Building a strong physics network in South Sudan

21 August 2013

Thanks to the support of the IOP, the Salisbury Diocese, Rapid Electronics and Clifton College I returned to South Sudan with five suitcases of Physics equipment for three weeks teacher training.

Mick Rolley, an IOP Teaching and Learning Coach, helped with the first week’s training at Juba Diocesan Model Secondary (JDMSS), where our resource centre is based and where a science technician, Noel, who I trained last year, had made 30 sets of electricity and optics kits ready for our courses. In the second week at Aweil, near the Dafur border and in the third week at Kajo-Keji, 12km from the Uganda border I was supported by outstanding teachers from our previous training courses. Mike Hackston of the King’s School, Basingstoke accompanied me during these weeks to lead parallel Biology/ Chemistry courses.

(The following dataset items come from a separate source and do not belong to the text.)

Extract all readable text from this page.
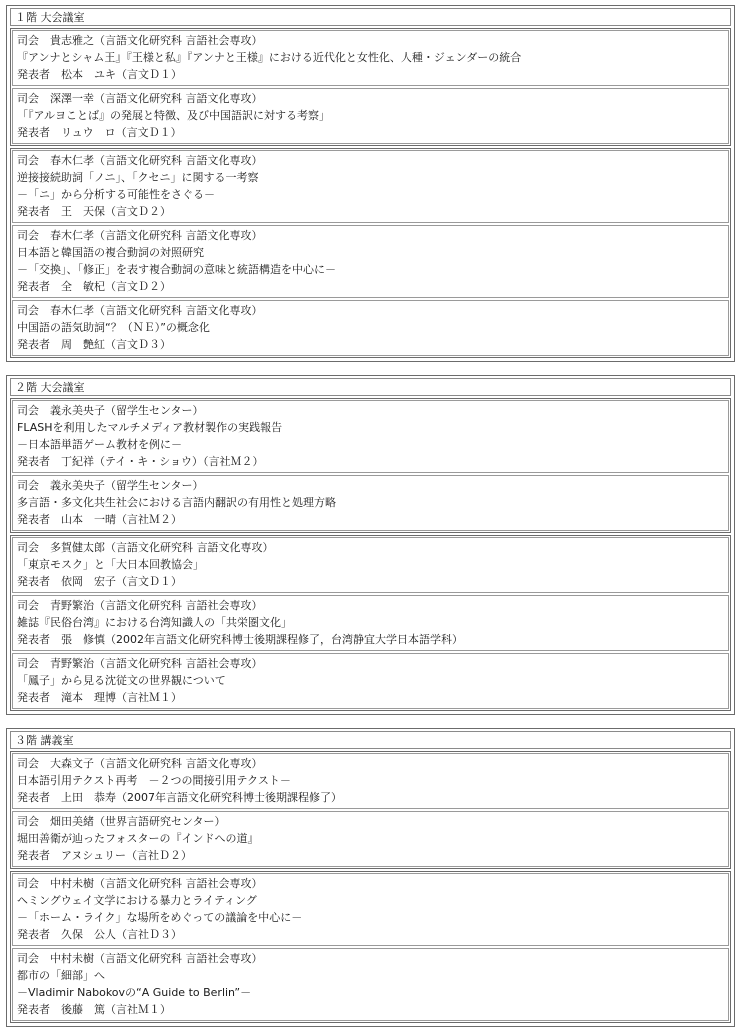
１階 大会議室
司会　貴志雅之（言語文化研究科 言語社会専攻）
『アンナとシャム王』『王様と私』『アンナと王様』における近代化と女性化、人種・ジェンダーの統合
発表者　松本　ユキ（言文Ｄ１）
司会　深澤一幸（言語文化研究科 言語文化専攻）
「『アルヨことば』の発展と特徴、及び中国語訳に対する考察」
発表者　リュウ　ロ（言文Ｄ１）
司会　春木仁孝（言語文化研究科 言語文化専攻）
逆接接続助詞「ノニ」、「クセニ」に関する一考察
－「ニ」から分析する可能性をさぐる－
発表者　王　天保（言文Ｄ２）
司会　春木仁孝（言語文化研究科 言語文化専攻）
日本語と韓国語の複合動詞の対照研究
－「交換」、「修正」を表す複合動詞の意味と統語構造を中心に－
発表者　全　敏杞（言文Ｄ２）
司会　春木仁孝（言語文化研究科 言語文化専攻）
中国語の語気助詞“？（ＮＥ）”の概念化
発表者　周　艶紅（言文Ｄ３）
２階 大会議室
司会　義永美央子（留学生センター）
FLASHを利用したマルチメディア教材製作の実践報告
－日本語単語ゲーム教材を例に－
発表者　丁紀祥（テイ・キ・ショウ）（言社Ｍ２）
司会　義永美央子（留学生センター）
多言語・多文化共生社会における言語内翻訳の有用性と処理方略
発表者　山本　一晴（言社Ｍ２）
司会　多賀健太郎（言語文化研究科 言語文化専攻）
「東京モスク」と「大日本回教協会」
発表者　依岡　宏子（言文Ｄ１）
司会　青野繁治（言語文化研究科 言語社会専攻）
雑誌『民俗台湾』における台湾知識人の「共栄圏文化」
発表者　張　修慎（2002年言語文化研究科博士後期課程修了，台湾静宜大学日本語学科）
司会　青野繁治（言語文化研究科 言語社会専攻）
「鳳子」から見る沈従文の世界観について
発表者　滝本　理博（言社Ｍ１）
３階 講義室
司会　大森文子（言語文化研究科 言語文化専攻）
日本語引用テクスト再考　－２つの間接引用テクスト－
発表者　上田　恭寿（2007年言語文化研究科博士後期課程修了）
司会　畑田美緒（世界言語研究センター）
堀田善衛が辿ったフォスターの『インドへの道』
発表者　アヌシュリー（言社Ｄ２）
司会　中村未樹（言語文化研究科 言語社会専攻）
ヘミングウェイ文学における暴力とライティング
－「ホーム・ライク」な場所をめぐっての議論を中心に－
発表者　久保　公人（言社Ｄ３）
司会　中村未樹（言語文化研究科 言語社会専攻）
都市の「細部」へ
－Vladimir Nabokovの“A Guide to Berlin”－
発表者　後藤　篤（言社Ｍ１）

42 Physics teachers from 7/10 States were trained in practical teaching skills during these three weeks. Others were unable to attend due to impassable roads following heavy rainy season storms. The rains did not dampen the teachers’ enthusiasm, who saw both the rain and their training as a blessing for the future of their young nation.

Evaluation comments included: ‘The week changed me. I have been refreshed. You have given us hope.’ ‘So far we have only taught Physics theory, but now I can teach practically.’ ‘I have learnt the difference how teaching practically impacts students.’ ‘Practicals are not a waste of time as students become more attentive.’ ‘I enjoyed sharing, working as a team and using practicals and models to simplify ideas.’ ‘The workshop has prompted us to come together from time to time to improve our Physics teaching.’

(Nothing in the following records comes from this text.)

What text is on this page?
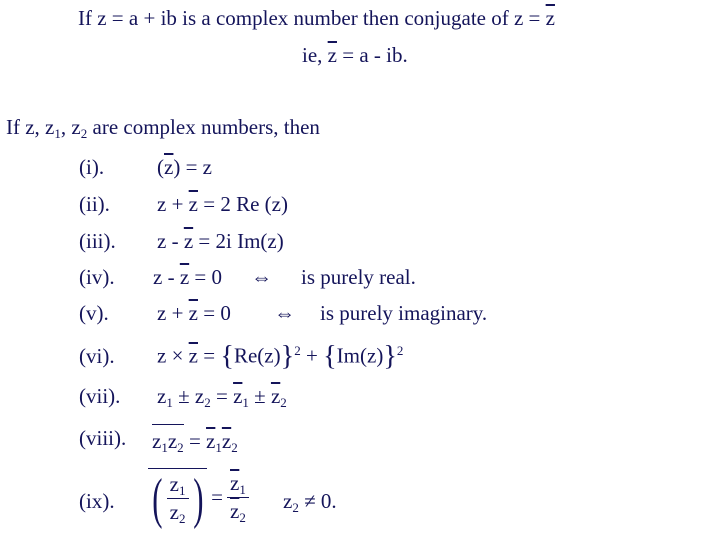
If z = a + ib is a complex number then conjugate of $z = \overline{z}$
ie, $\overline{z} = a$ - ib.
If z, $z_1$, $z_2$ are complex numbers, then
(i).	(z) = z
(ii). $z + \overline{z} = 2$ Re (z)
(iii). $z - \overline{z} = 2i$ Im(z)
(iv). $z - \overline{z} = 0$ ⇔ is purely real.
(v). $z + \overline{z} = 0$ ⇔ is purely imaginary.
(vi). $z \times \overline{z} = \{Re(z)\}^2 + \{Im(z)\}^2$
(vii). $z_1 \pm z_2 = \overline{z}_1 \pm \overline{z}_2$
(viii). $z_1z_2 = \overline{z}_1\overline{z}_2$
(ix). ( $\frac{z_1}{z_2}$ ) = $\frac{\overline{z}_1}{\overline{z}_2} z_2 \ne 0$.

Building a strong physics network in South Sudan

Indeed one of our hopes was that Physics (and Chemistry/Biology) teachers, would have a desire to set up local ‘science teacher network resource centres’ and begin supporting one another so overall teaching standards improve.

The quality of some Ugandan trained teachers in Kajo-Keji encouraged us. They could spearhead advances across the land.  The Ministry of Education in Northern Bahr El Ghazal State supported the training in Aweil, a 90 minute flight from Juba, which took place at their Teacher Training Institute. Teachers also came from Wau and Kuacjok, in neighbouring states to this training. 

The Minister, Hon. Kon Deng, has invited us back in 2014. Thanks to their goodwill and the help an outstanding man, Archangelo Diing, we hope to return for a week next summer to this needy yet fertile region. One state, not supported in the past, is Upper Nile, and its capital Malakal has 16 secondary schools. Maybe opportunities will arise to also do training there in 2014.